La Cour supérieure des comptes et du contentieux administratif (CSCCA) a organisé ce jeudi 11 décembre, une cérémonie officielle à Pétion-Ville, afin de présenter son rapport intitulé « Finances publiques en Haïti: Diagnostic des quinze dernières années, enseignements et pistes pour l’action ». À cette occasion, le président de la CSCCA, Me Rogavil Boisguéné, a dévoilé le rôle crucial de la gouvernance dans l’orientation stratégique des politiques publiques et la gestion responsable des ressources de l’État.
Ce rapport, couvrant la période de 2009 à 2024, constitue une première dans l’histoire de l’institution. Il s’inscrit dans une volonté affirmée de moderniser la gestion des finances publiques. Alors que des avancées normatives aient été enregistrées notamment l’adoption de nouvelles lois de finances, les résultats concrets demeurent en deçà des attentes, en raison principalement de la lenteur dans la mise en œuvre des réformes.
Le président de la CSCCA, Me Rogavil Boisguéné a également souligné la persistance de fragilités structurelles qui continuent de miner les finances publiques haïtiennes, malgré une consolidation progressive de l’architecture juridique. Selon lui, les enseignements tirés de ces quinze années ont permis d’identifier dix leçons clés et autant de pistes d’action prioritaires pour restaurer la discipline budgétaire et renforcer la confiance du public.
Parmi les réformes notables figurent la stratégie de réforme des finances publiques adoptée en 2014, ainsi que la loi de 2016 venue remplacer le décret de 2005 sur l’élaboration et l’exécution des lois de finances. Toutefois, les effets escomptés tardent à se matérialiser, freinés par des retards persistants dans l’application des mesures prévues.
Le rapport met en exergue les vulnérabilités persistantes du système financier public, qui entravent les progrès dans des domaines clés tels que la mobilisation des ressources, l’équilibre des dépenses, la soutenabilité budgétaire, l’efficacité de l’action publique et la transparence. En somme, malgré des avancées juridiques, la concrétisation des réformes reste largement incomplète, d’où l’urgence de tirer les leçons du passé pour mieux orienter l’avenir.

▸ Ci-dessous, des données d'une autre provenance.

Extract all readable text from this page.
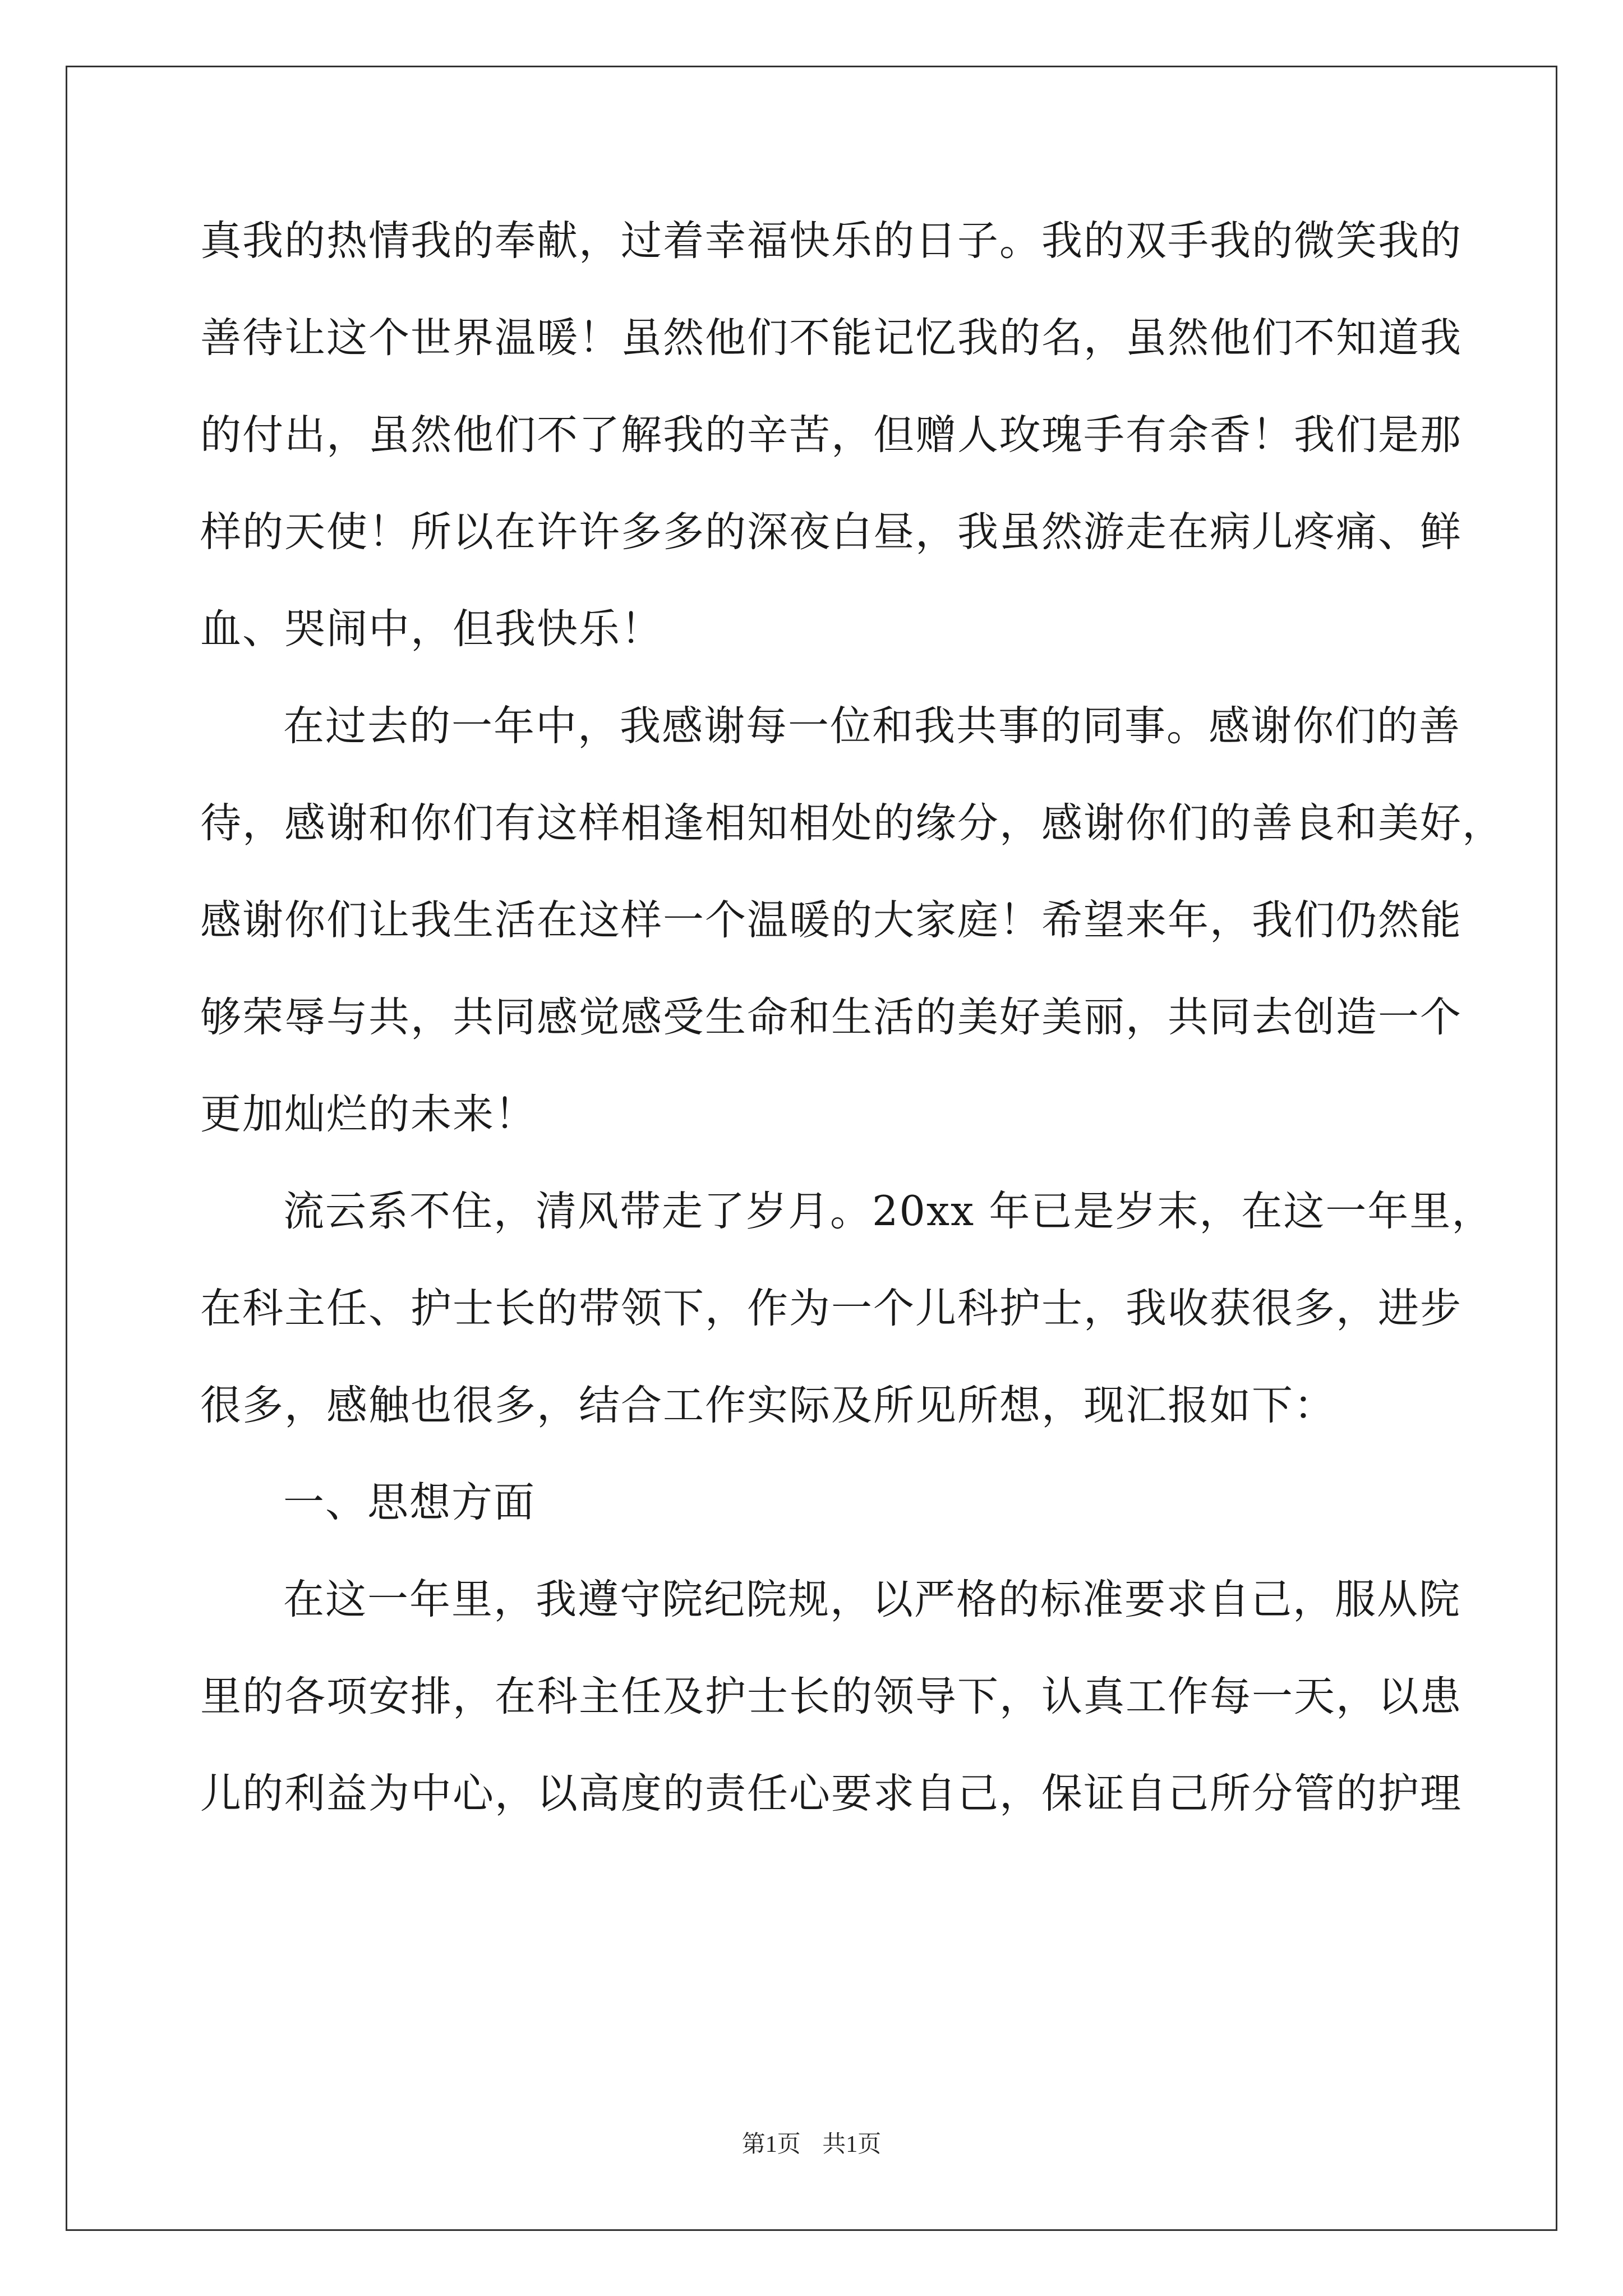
真我的热情我的奉献，过着幸福快乐的日子。我的双手我的微笑我的
善待让这个世界温暖！虽然他们不能记忆我的名，虽然他们不知道我
的付出，虽然他们不了解我的辛苦，但赠人玫瑰手有余香！我们是那
样的天使！所以在许许多多的深夜白昼，我虽然游走在病儿疼痛、鲜
血、哭闹中，但我快乐！
在过去的一年中，我感谢每一位和我共事的同事。感谢你们的善
待，感谢和你们有这样相逢相知相处的缘分，感谢你们的善良和美好，
感谢你们让我生活在这样一个温暖的大家庭！希望来年，我们仍然能
够荣辱与共，共同感觉感受生命和生活的美好美丽，共同去创造一个
更加灿烂的未来！
流云系不住，清风带走了岁月。20xx 年已是岁末，在这一年里，
在科主任、护士长的带领下，作为一个儿科护士，我收获很多，进步
很多，感触也很多，结合工作实际及所见所想，现汇报如下：
一、思想方面
在这一年里，我遵守院纪院规，以严格的标准要求自己，服从院
里的各项安排，在科主任及护士长的领导下，认真工作每一天，以患
儿的利益为中心，以高度的责任心要求自己，保证自己所分管的护理
第1页 共1页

Parallèlement, le conseiller Saint Juste Momprevil a analysé l’évolution des finances publiques et de l’économie haïtienne sur la même période, en mobilisant diverses méthodologies d’analyse. L’étude vise notamment à évaluer la soutenabilité budgétaire, l’efficacité des dépenses publiques et la mise en œuvre des réformes.
Les conclusions économiques, qui influencent directement les finances publiques, montrent que l'économie haïtienne a connu une croissance moyenne annuelle très faible de 0,07 % sur cette période. L'économie a été marquée par une stagnation structurelle de ses trois grands secteurs d'activité.
Par ailleurs, l’économie haïtienne a été frappée par une inflation galopante, atteignant 38,7 % en 2021. Dans le même temps, la gourde a perdu environ 228 % de sa valeur, accentuant les déséquilibres macroéconomiques.
Ces indicateurs traduisent une détérioration profonde de l’économie nationale, confrontée à des défis structurels majeurs depuis 2018, et qui pèsent lourdement sur les perspectives d’assainissement et de redressement des finances publiques.